The Pins are here! A blast through South Dakota history.

I have to be honest with you. My heart skipped a beat when I received my box marked FRAGILE from the auction house, with it arriving on my doorstep partially smushed. But, I also know this is filled with political pins and styrofoam popcorn. They usually travel well, even when UPS plops a set of weights or a mail order kitchenaid mixer on my box.

It only cost me an arm and a leg.. but the collection of over 450 South Dakota political pins are here, and there are several I don’t have.

Here’s just a sampling:

That Egan pin is a new one, and those A.E. Lee pins are tough.

McCarter, Norbeck, Knappen are all new.. and a lot of great duplicates on others.

I’ve only seen that Mellette Commemorative pin in photos. That Janklow Schoenbeck pin is fun as well.

Here’s a group of tough pins. I’ve got the A. B. Kittridge pins, Crawford, but Ed S Johnson for Senate, and USG Cherry are all tough pins to find. Burke First is a vast improvement over my copy. I’ve never seen that Sterling pin. Not sure I have that Murphy pin, either.

And then we get to the reason I shelled out what I did. The holy grail. The impossible to find 1933 Inaugural pin.

I finally have it after 35 years, (and the more common Kneip pin I was missing), completing my set.

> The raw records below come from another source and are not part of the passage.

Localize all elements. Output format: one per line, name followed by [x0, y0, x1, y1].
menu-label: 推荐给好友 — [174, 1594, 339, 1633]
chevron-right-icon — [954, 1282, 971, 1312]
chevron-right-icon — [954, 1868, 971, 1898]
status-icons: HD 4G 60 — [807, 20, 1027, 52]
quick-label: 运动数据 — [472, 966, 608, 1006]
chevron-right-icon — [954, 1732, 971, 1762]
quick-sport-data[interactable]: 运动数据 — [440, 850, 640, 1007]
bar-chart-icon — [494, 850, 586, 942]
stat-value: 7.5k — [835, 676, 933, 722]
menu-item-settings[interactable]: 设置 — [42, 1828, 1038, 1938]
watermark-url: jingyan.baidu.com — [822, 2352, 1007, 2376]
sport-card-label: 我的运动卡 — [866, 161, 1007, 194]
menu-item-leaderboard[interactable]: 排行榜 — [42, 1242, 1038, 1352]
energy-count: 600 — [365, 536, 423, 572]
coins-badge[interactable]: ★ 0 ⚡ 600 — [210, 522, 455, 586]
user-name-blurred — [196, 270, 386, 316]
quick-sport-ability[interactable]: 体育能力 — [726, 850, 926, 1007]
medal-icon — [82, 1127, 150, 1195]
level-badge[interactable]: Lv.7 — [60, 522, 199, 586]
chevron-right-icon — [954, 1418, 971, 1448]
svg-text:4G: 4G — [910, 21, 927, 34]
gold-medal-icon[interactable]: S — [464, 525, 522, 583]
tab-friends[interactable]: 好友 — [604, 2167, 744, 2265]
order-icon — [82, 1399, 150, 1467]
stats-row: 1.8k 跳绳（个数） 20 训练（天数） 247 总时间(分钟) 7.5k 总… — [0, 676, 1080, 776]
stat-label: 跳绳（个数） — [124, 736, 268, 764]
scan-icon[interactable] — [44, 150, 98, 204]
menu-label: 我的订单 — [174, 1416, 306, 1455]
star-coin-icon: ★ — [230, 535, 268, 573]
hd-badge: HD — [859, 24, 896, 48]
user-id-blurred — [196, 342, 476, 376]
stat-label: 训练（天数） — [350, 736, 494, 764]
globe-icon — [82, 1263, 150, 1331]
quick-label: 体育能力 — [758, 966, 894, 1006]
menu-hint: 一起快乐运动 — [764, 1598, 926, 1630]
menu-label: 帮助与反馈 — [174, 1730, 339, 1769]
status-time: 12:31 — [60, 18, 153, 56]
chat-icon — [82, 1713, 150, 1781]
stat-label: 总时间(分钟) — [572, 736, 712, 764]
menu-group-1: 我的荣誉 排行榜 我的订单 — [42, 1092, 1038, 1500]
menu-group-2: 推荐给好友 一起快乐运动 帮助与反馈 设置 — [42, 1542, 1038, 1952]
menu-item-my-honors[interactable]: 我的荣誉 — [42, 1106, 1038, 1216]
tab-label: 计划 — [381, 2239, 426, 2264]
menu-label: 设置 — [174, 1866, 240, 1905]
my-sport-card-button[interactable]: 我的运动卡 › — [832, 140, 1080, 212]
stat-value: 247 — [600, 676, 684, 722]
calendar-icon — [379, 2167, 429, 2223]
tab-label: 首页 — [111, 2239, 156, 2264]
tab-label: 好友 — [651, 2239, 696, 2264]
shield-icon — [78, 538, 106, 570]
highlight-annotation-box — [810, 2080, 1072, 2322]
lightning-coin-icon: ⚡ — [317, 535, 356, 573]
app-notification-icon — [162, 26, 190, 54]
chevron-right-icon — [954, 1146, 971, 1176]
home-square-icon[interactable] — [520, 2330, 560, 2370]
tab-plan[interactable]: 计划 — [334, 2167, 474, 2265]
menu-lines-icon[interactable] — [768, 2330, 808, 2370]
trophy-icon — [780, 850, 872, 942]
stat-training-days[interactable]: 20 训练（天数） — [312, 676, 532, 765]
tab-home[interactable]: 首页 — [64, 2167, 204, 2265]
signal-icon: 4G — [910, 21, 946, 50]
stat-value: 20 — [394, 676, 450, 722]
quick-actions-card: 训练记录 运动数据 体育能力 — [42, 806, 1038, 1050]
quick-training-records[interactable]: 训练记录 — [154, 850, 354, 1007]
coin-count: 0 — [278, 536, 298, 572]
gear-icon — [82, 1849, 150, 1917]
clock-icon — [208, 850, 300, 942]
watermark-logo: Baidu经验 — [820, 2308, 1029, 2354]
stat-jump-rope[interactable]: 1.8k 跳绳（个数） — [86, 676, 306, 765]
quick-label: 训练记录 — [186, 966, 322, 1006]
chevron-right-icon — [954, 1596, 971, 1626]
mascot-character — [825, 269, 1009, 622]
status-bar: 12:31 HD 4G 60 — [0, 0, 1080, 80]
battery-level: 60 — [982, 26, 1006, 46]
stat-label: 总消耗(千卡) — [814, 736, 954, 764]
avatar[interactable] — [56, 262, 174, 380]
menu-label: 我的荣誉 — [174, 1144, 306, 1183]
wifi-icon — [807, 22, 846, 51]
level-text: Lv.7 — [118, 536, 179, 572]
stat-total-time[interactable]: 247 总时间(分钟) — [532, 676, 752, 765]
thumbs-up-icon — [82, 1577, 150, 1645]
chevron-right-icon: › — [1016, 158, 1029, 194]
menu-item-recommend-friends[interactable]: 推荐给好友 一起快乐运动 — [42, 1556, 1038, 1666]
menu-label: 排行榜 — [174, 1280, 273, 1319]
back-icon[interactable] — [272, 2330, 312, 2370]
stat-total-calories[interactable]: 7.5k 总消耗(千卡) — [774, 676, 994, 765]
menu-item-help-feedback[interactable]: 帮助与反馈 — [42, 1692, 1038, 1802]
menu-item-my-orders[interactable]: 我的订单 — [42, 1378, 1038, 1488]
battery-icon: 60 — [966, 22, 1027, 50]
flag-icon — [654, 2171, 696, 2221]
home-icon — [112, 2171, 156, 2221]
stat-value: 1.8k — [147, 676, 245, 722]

I’ll have to go through them in the coming weeks, and figure out what’s extra. But for those of us who collect these things, they are a reminder of our state’s history encapsulated in tin, paper and plastic helping to remind us of those political figures who shaped a sparsely populated territory into the state we know today as South Dakota.

7 thoughts on “The Pins are here! A blast through South Dakota history.”

  1. Great history there. The Louie Bicknell pin is a good one (Webster boy). You done good young man. We need to do some trading

  2. Maybe it’s my youth showing, but was there really a movement to replace Carole Hillard with Lee in ‘98? Or is there an inside joke I am missing?

  3. Whoa!! Doesn’t Comrade A.E. Mellette require some explanation. Comrade? That is a Red Star superimposed on the Mother of Pearl pin front, but we’re almost 20 years away from the Russian Revolution. And hold the phone, is that an Eagle or a turtle (it’s not an elephant), in blue superimposed over what must be the State of South Dakota, above the Red Star. 1890’s political symbolism is pretty, well, Progressive.